1. Case-specific Facts Relating to ICWA

At the outset of this dependency proceeding, Mother was interviewed by a social worker and reported possible Apache ancestry. At the detention hearing held two days later, Mother filled out an ICWA-020 form stating she is or may be eligible for membership in the Apache tribe through her maternal side and she identified her mother, I.C. of Bakersfield. At the hearing, Mother testified that maternal great-grandmother (Er. C.) and two maternal great-uncles (P.C. and Ern. C.) were enrolled members of the Apache tribe. She identified these three relatives by name, testified one of the two great-uncles lived with great-grandmother and maternal grandmother had maternal great-grandmother’s phone number, and identified the cross streets where maternal great-grandmother lived in Bakersfield.

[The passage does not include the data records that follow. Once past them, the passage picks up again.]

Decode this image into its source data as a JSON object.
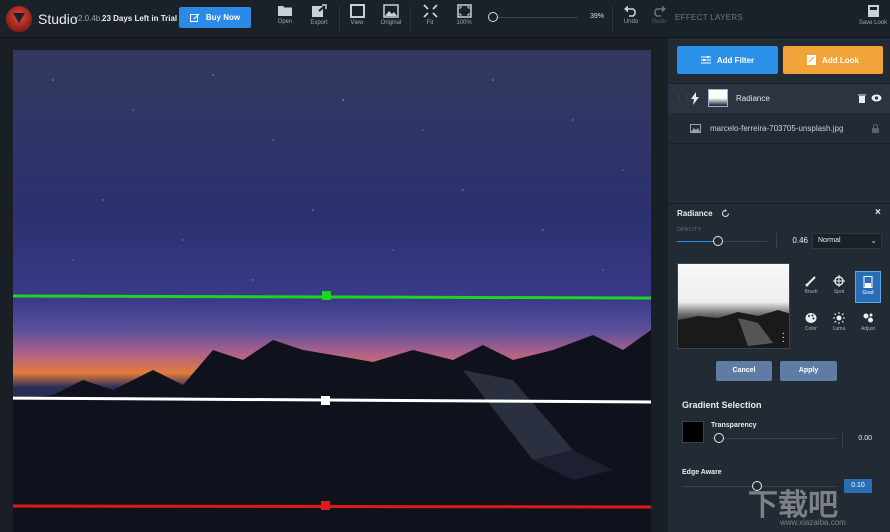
{
  "app": {
    "title": "Studio",
    "version": "v2.0.4b,",
    "trial": "23 Days Left in Trial",
    "buy_label": "Buy Now"
  },
  "toolbar": {
    "open": "Open",
    "export": "Export",
    "view": "View",
    "original": "Original",
    "fit": "Fit",
    "zoom100": "100%",
    "zoom_value": "39%",
    "undo": "Undo",
    "redo": "Redo",
    "save_look": "Save Look"
  },
  "panel": {
    "header": "EFFECT LAYERS",
    "add_filter": "Add Filter",
    "add_look": "Add Look",
    "layer": {
      "name": "Radiance"
    },
    "photo": {
      "name": "marcelo-ferreira-703705-unsplash.jpg"
    },
    "filter": {
      "title": "Radiance",
      "opacity_label": "OPACITY",
      "opacity_value": "0.46",
      "opacity_fraction": 0.46,
      "blend_mode": "Normal",
      "tools": [
        "Brush",
        "Spot",
        "Grad",
        "Color",
        "Luma",
        "Adjust"
      ],
      "active_tool": "Grad",
      "cancel": "Cancel",
      "apply": "Apply"
    },
    "gradient": {
      "title": "Gradient Selection",
      "transparency_label": "Transparency",
      "transparency_value": "0.00",
      "edge_aware_label": "Edge Aware",
      "edge_aware_value": "0.10"
    }
  },
  "watermark": {
    "big": "下载吧",
    "small": "www.xiazaiba.com"
  },
  "colors": {
    "accent_blue": "#2a90e8",
    "accent_orange": "#f0a43a",
    "gradient_green": "#1fd31f",
    "gradient_white": "#ffffff",
    "gradient_red": "#e01818"
  }
}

In its disposition social study, the Department reported Mother’s statement that she may have possible Apache ancestry through maternal grandmother and reported that an inquiry had been submitted on Mother’s behalf. The social study reflected there were inquiries pending and no new information had been provided. The jurisdiction social study reflected the same information.

As previously summarized, at the combined jurisdiction and disposition hearing, the Department’s counsel stated, “I know the father, at this point, is still alleged, but if the Court wants information, there was an inquiry into the family members done, and it was determined that the tribe that there was some family history and was not a federally recognized Apache tribe, and further that it was on a relative by marriage, not by blood.” (Italics added.) Counsel for Mother, Ed. C., and E.C. did not object to this representation or question whether counsel meant an inquiry of Mother’s family was conducted. No further details were provided, and no information was documented in the Department’s social studies or elsewhere in the juvenile court record; and the court did not inquire further during the hearing about the Mother’s prior testimony or the information she provided on her ICWA-020 form. The court concluded there was no reason to believe that E.C. was an Indian child and found ICWA did not apply.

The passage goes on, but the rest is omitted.